Be Wary of Vulgar Marketing

Back in December of 2009, Nicorette launched a $15 million integrated marketing campaign complete with a fictitious ‘Suckometer’ around the bold statement that, Nicorette makes quitting smoking suck less. In addition, it was the GlaxoSmithKline brand’s first foray into social media.

Nicorette Makes Quitting Suck Less Campaign

As a quick backgrounder, here are a few select statements from the Nicorette Website.

There’s no way around it, quitting sucks. In fact, it’s one of the hardest things you’ll do in life. That’s why quitting can be a challenge. To be successful, you need to overcome both your physical addiction to nicotine and your psychological addiction — the urge to repeat the same smoking routines every day, like smoking in the car and after meals. …Sure, quitting will always suck, but Nicorette makes quitting suck less.

Does Vulgar Marketing Work?

When the campaign launched, I thought it was a cheap, vulgar marketing effort and still do. The campaign is still running so, I wanted to see if it’s working. In short, I’m not exactly sure how the campaign is doing, but here are a few things I discovered.

There was a HCD Research/Mediacurves survey conducted in 2010 among 300 viewers of a new Nicorette gum ad and showed that nearly half of smokers (49%) were more likely to try to quit smoking after viewing the ad.  The majority of viewers (80%) felt the ad was extremely or somewhat effective, and more than one-third of smokers (34%) said that they would be more likely to use Nicorette gum to help them quit their smoking addiction.

The numbers are fine, but we all know that people don’t always do what they say they’re going to do. So, I’m not convinced of the strategy.

Does Nicotine Replacement Gum Work?

I’m not sure if the gum works, but I’d bet that they sold a ton of it. The thing is, even if you sell a ton of product, if it doesn’t work, what does that say about you and your brand long term? Without brand trust and integrity based on a positive experience what does the future hold for your brand?

This eHow article reports that…‘normally, there is only a 5 percent success rate of smokers quitting their habit for a full year (without the use of replacement products), which makes the success rate of Nicorette Gum between 7 and 8 percent. Not the best odds. …Of the top five “quit smoking methods,” not a single nicotine replacement gum made the list, including Nicorette Gum.’

Great Products Lead to Positive Word of Mouth Advertising

After 1.5 years and spending $15 million, Nicorette’s own Website only has one success story! Are you kidding me? If Nicorette Gum is such a great product, why aren’t there a ton of people in TV ads, on YouTube and Facebook raving about the product?

I’m always a bit leery of brands that spend a ton of money on marketing (and vulgar, uncivil advertising to boot) because let’s face it, if the product was so great, people would be spreading the word on their own. My advice would have been to take the $15 million and build a better product or service – one that truly works and adds value – customers will come, rave about you and spread your good word.

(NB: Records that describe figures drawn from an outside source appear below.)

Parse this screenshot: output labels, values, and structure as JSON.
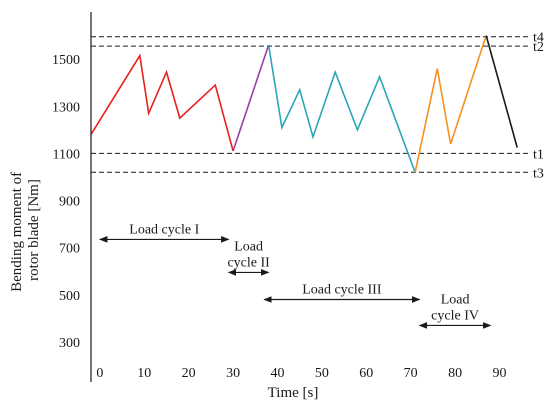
{
  "chart_data": {
    "type": "line",
    "title": "",
    "xlabel": "Time [s]",
    "ylabel_lines": [
      "Bending moment of",
      "rotor blade [Nm]"
    ],
    "xlim": [
      -2,
      98
    ],
    "ylim": [
      130,
      1700
    ],
    "x_ticks": [
      0,
      10,
      20,
      30,
      40,
      50,
      60,
      70,
      80,
      90
    ],
    "y_ticks": [
      300,
      500,
      700,
      900,
      1100,
      1300,
      1500
    ],
    "grid": false,
    "legend": "none",
    "series": [
      {
        "color": "#e8211d",
        "points": [
          [
            -2,
            1180
          ],
          [
            9,
            1515
          ],
          [
            11,
            1270
          ],
          [
            15,
            1445
          ],
          [
            18,
            1250
          ],
          [
            26,
            1390
          ],
          [
            30,
            1110
          ]
        ]
      },
      {
        "color": "#9b3fa8",
        "points": [
          [
            30,
            1110
          ],
          [
            38,
            1560
          ]
        ]
      },
      {
        "color": "#2ba6b8",
        "points": [
          [
            38,
            1560
          ],
          [
            41,
            1210
          ],
          [
            45,
            1370
          ],
          [
            48,
            1170
          ],
          [
            53,
            1445
          ],
          [
            58,
            1200
          ],
          [
            63,
            1425
          ],
          [
            71,
            1020
          ]
        ]
      },
      {
        "color": "#f7901e",
        "points": [
          [
            71,
            1020
          ],
          [
            76,
            1460
          ],
          [
            79,
            1140
          ],
          [
            87,
            1600
          ]
        ]
      },
      {
        "color": "#1a1a1a",
        "points": [
          [
            87,
            1600
          ],
          [
            94,
            1125
          ]
        ]
      }
    ],
    "reference_lines": [
      {
        "label": "t4",
        "y": 1595
      },
      {
        "label": "t2",
        "y": 1555
      },
      {
        "label": "t1",
        "y": 1100
      },
      {
        "label": "t3",
        "y": 1020
      }
    ],
    "annotations": [
      {
        "lines": [
          "Load cycle I"
        ],
        "x_start": 0,
        "x_end": 29,
        "arrow_y": 735
      },
      {
        "lines": [
          "Load",
          "cycle II"
        ],
        "x_start": 29,
        "x_end": 38,
        "arrow_y": 595
      },
      {
        "lines": [
          "Load cycle III"
        ],
        "x_start": 37,
        "x_end": 72,
        "arrow_y": 480
      },
      {
        "lines": [
          "Load",
          "cycle IV"
        ],
        "x_start": 72,
        "x_end": 88,
        "arrow_y": 370
      }
    ]
  }
}
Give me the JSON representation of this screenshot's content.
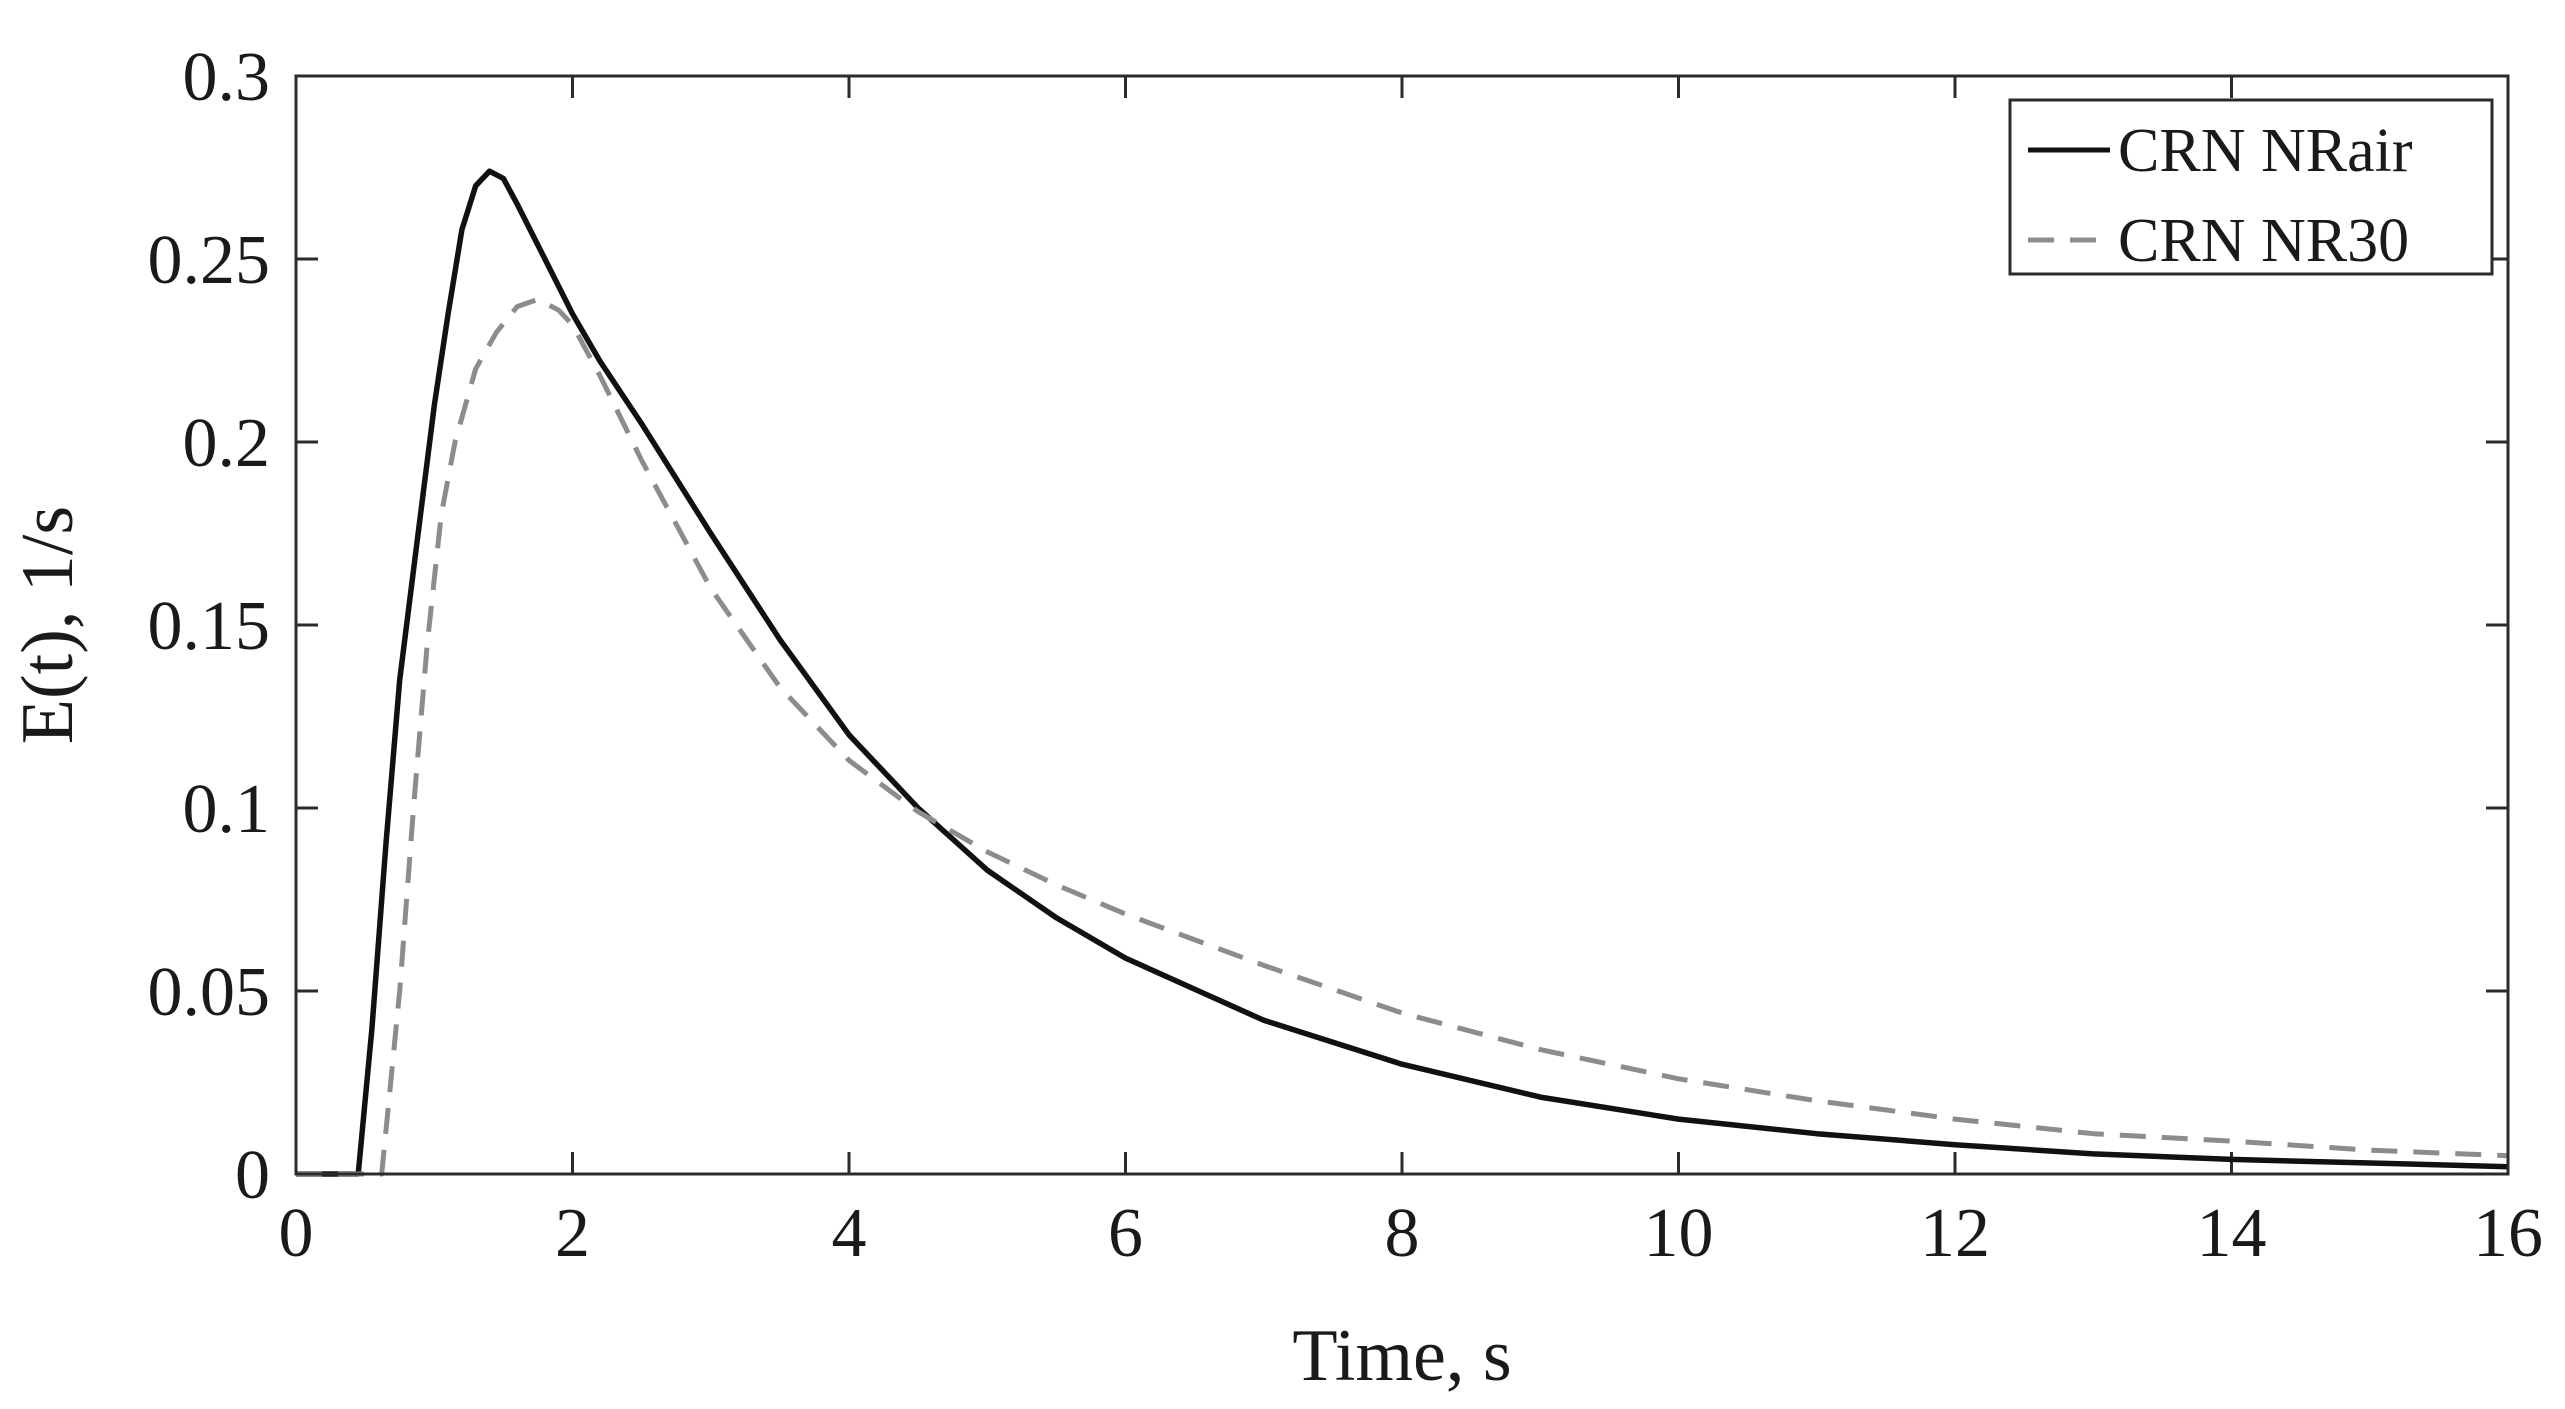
{
  "chart_data": {
    "type": "line",
    "title": "",
    "xlabel": "Time, s",
    "ylabel": "E(t), 1/s",
    "xlim": [
      0,
      16
    ],
    "ylim": [
      0,
      0.3
    ],
    "xticks": [
      0,
      2,
      4,
      6,
      8,
      10,
      12,
      14,
      16
    ],
    "yticks": [
      0,
      0.05,
      0.1,
      0.15,
      0.2,
      0.25,
      0.3
    ],
    "xtick_labels": [
      "0",
      "2",
      "4",
      "6",
      "8",
      "10",
      "12",
      "14",
      "16"
    ],
    "ytick_labels": [
      "0",
      "0.05",
      "0.1",
      "0.15",
      "0.2",
      "0.25",
      "0.3"
    ],
    "grid": false,
    "legend_position": "top-right",
    "series": [
      {
        "name": "CRN NRair",
        "color": "#111111",
        "style": "solid",
        "x": [
          0.0,
          0.45,
          0.55,
          0.65,
          0.75,
          0.85,
          1.0,
          1.1,
          1.2,
          1.3,
          1.4,
          1.5,
          1.6,
          1.8,
          2.0,
          2.2,
          2.5,
          3.0,
          3.5,
          4.0,
          4.5,
          5.0,
          5.5,
          6.0,
          7.0,
          8.0,
          9.0,
          10.0,
          11.0,
          12.0,
          13.0,
          14.0,
          15.0,
          16.0
        ],
        "y": [
          0.0,
          0.0,
          0.04,
          0.09,
          0.135,
          0.165,
          0.21,
          0.235,
          0.258,
          0.27,
          0.274,
          0.272,
          0.265,
          0.25,
          0.235,
          0.222,
          0.205,
          0.175,
          0.146,
          0.12,
          0.1,
          0.083,
          0.07,
          0.059,
          0.042,
          0.03,
          0.021,
          0.015,
          0.011,
          0.008,
          0.0055,
          0.004,
          0.003,
          0.002
        ]
      },
      {
        "name": "CRN NR30",
        "color": "#8c8c8c",
        "style": "dashed",
        "x": [
          0.0,
          0.62,
          0.75,
          0.85,
          0.95,
          1.05,
          1.15,
          1.3,
          1.45,
          1.6,
          1.75,
          1.9,
          2.0,
          2.2,
          2.5,
          3.0,
          3.5,
          4.0,
          4.5,
          5.0,
          5.5,
          6.0,
          7.0,
          8.0,
          9.0,
          10.0,
          11.0,
          12.0,
          13.0,
          14.0,
          15.0,
          16.0
        ],
        "y": [
          0.0,
          0.0,
          0.05,
          0.1,
          0.145,
          0.18,
          0.2,
          0.22,
          0.23,
          0.237,
          0.239,
          0.236,
          0.232,
          0.218,
          0.195,
          0.16,
          0.133,
          0.113,
          0.099,
          0.088,
          0.079,
          0.071,
          0.057,
          0.044,
          0.034,
          0.026,
          0.02,
          0.015,
          0.011,
          0.009,
          0.0065,
          0.005
        ]
      }
    ]
  }
}
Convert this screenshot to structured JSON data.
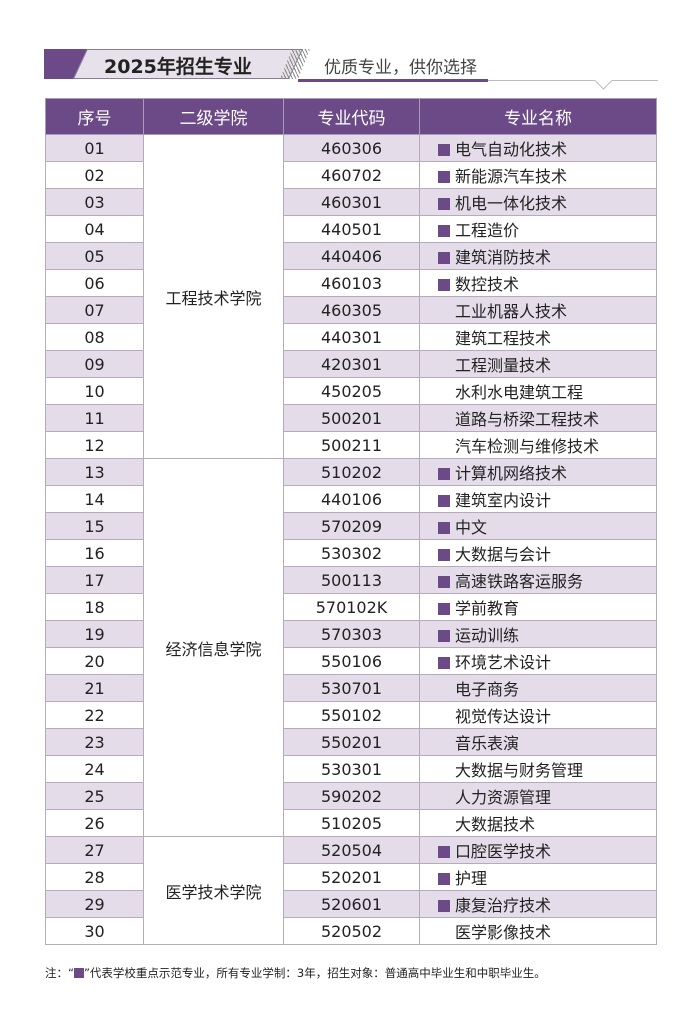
{
  "header": {
    "title": "2025年招生专业",
    "subtitle": "优质专业，供你选择"
  },
  "accent": "#6b4a87",
  "table": {
    "columns": [
      "序号",
      "二级学院",
      "专业代码",
      "专业名称"
    ],
    "colleges": [
      {
        "name": "工程技术学院",
        "rows": 12
      },
      {
        "name": "经济信息学院",
        "rows": 14
      },
      {
        "name": "医学技术学院",
        "rows": 4
      }
    ],
    "rows": [
      {
        "no": "01",
        "code": "460306",
        "name": "电气自动化技术",
        "key": true
      },
      {
        "no": "02",
        "code": "460702",
        "name": "新能源汽车技术",
        "key": true
      },
      {
        "no": "03",
        "code": "460301",
        "name": "机电一体化技术",
        "key": true
      },
      {
        "no": "04",
        "code": "440501",
        "name": "工程造价",
        "key": true
      },
      {
        "no": "05",
        "code": "440406",
        "name": "建筑消防技术",
        "key": true
      },
      {
        "no": "06",
        "code": "460103",
        "name": "数控技术",
        "key": true
      },
      {
        "no": "07",
        "code": "460305",
        "name": "工业机器人技术",
        "key": false
      },
      {
        "no": "08",
        "code": "440301",
        "name": "建筑工程技术",
        "key": false
      },
      {
        "no": "09",
        "code": "420301",
        "name": "工程测量技术",
        "key": false
      },
      {
        "no": "10",
        "code": "450205",
        "name": "水利水电建筑工程",
        "key": false
      },
      {
        "no": "11",
        "code": "500201",
        "name": "道路与桥梁工程技术",
        "key": false
      },
      {
        "no": "12",
        "code": "500211",
        "name": "汽车检测与维修技术",
        "key": false
      },
      {
        "no": "13",
        "code": "510202",
        "name": "计算机网络技术",
        "key": true
      },
      {
        "no": "14",
        "code": "440106",
        "name": "建筑室内设计",
        "key": true
      },
      {
        "no": "15",
        "code": "570209",
        "name": "中文",
        "key": true
      },
      {
        "no": "16",
        "code": "530302",
        "name": "大数据与会计",
        "key": true
      },
      {
        "no": "17",
        "code": "500113",
        "name": "高速铁路客运服务",
        "key": true
      },
      {
        "no": "18",
        "code": "570102K",
        "name": "学前教育",
        "key": true
      },
      {
        "no": "19",
        "code": "570303",
        "name": "运动训练",
        "key": true
      },
      {
        "no": "20",
        "code": "550106",
        "name": "环境艺术设计",
        "key": true
      },
      {
        "no": "21",
        "code": "530701",
        "name": "电子商务",
        "key": false
      },
      {
        "no": "22",
        "code": "550102",
        "name": "视觉传达设计",
        "key": false
      },
      {
        "no": "23",
        "code": "550201",
        "name": "音乐表演",
        "key": false
      },
      {
        "no": "24",
        "code": "530301",
        "name": "大数据与财务管理",
        "key": false
      },
      {
        "no": "25",
        "code": "590202",
        "name": "人力资源管理",
        "key": false
      },
      {
        "no": "26",
        "code": "510205",
        "name": "大数据技术",
        "key": false
      },
      {
        "no": "27",
        "code": "520504",
        "name": "口腔医学技术",
        "key": true
      },
      {
        "no": "28",
        "code": "520201",
        "name": "护理",
        "key": true
      },
      {
        "no": "29",
        "code": "520601",
        "name": "康复治疗技术",
        "key": true
      },
      {
        "no": "30",
        "code": "520502",
        "name": "医学影像技术",
        "key": false
      }
    ]
  },
  "note": {
    "prefix": "注：“",
    "suffix": "”代表学校重点示范专业，所有专业学制：3年，招生对象：普通高中毕业生和中职毕业生。"
  }
}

P.S.: Full disclosure: I’m in my late 40s, a nonsmoker and far from being a prude, however I am offended, not impressed or motivated to purchase by cheap, vulgar, uncivil and classless marketing. And, I firmly believe that if in fact Nicorette’s product is a super terrific one, they would have sold as much if not more product with raving customers who quit smoking once and for all. Net…they wouldn’t have had to ‘go there.’ Nor should you…ever!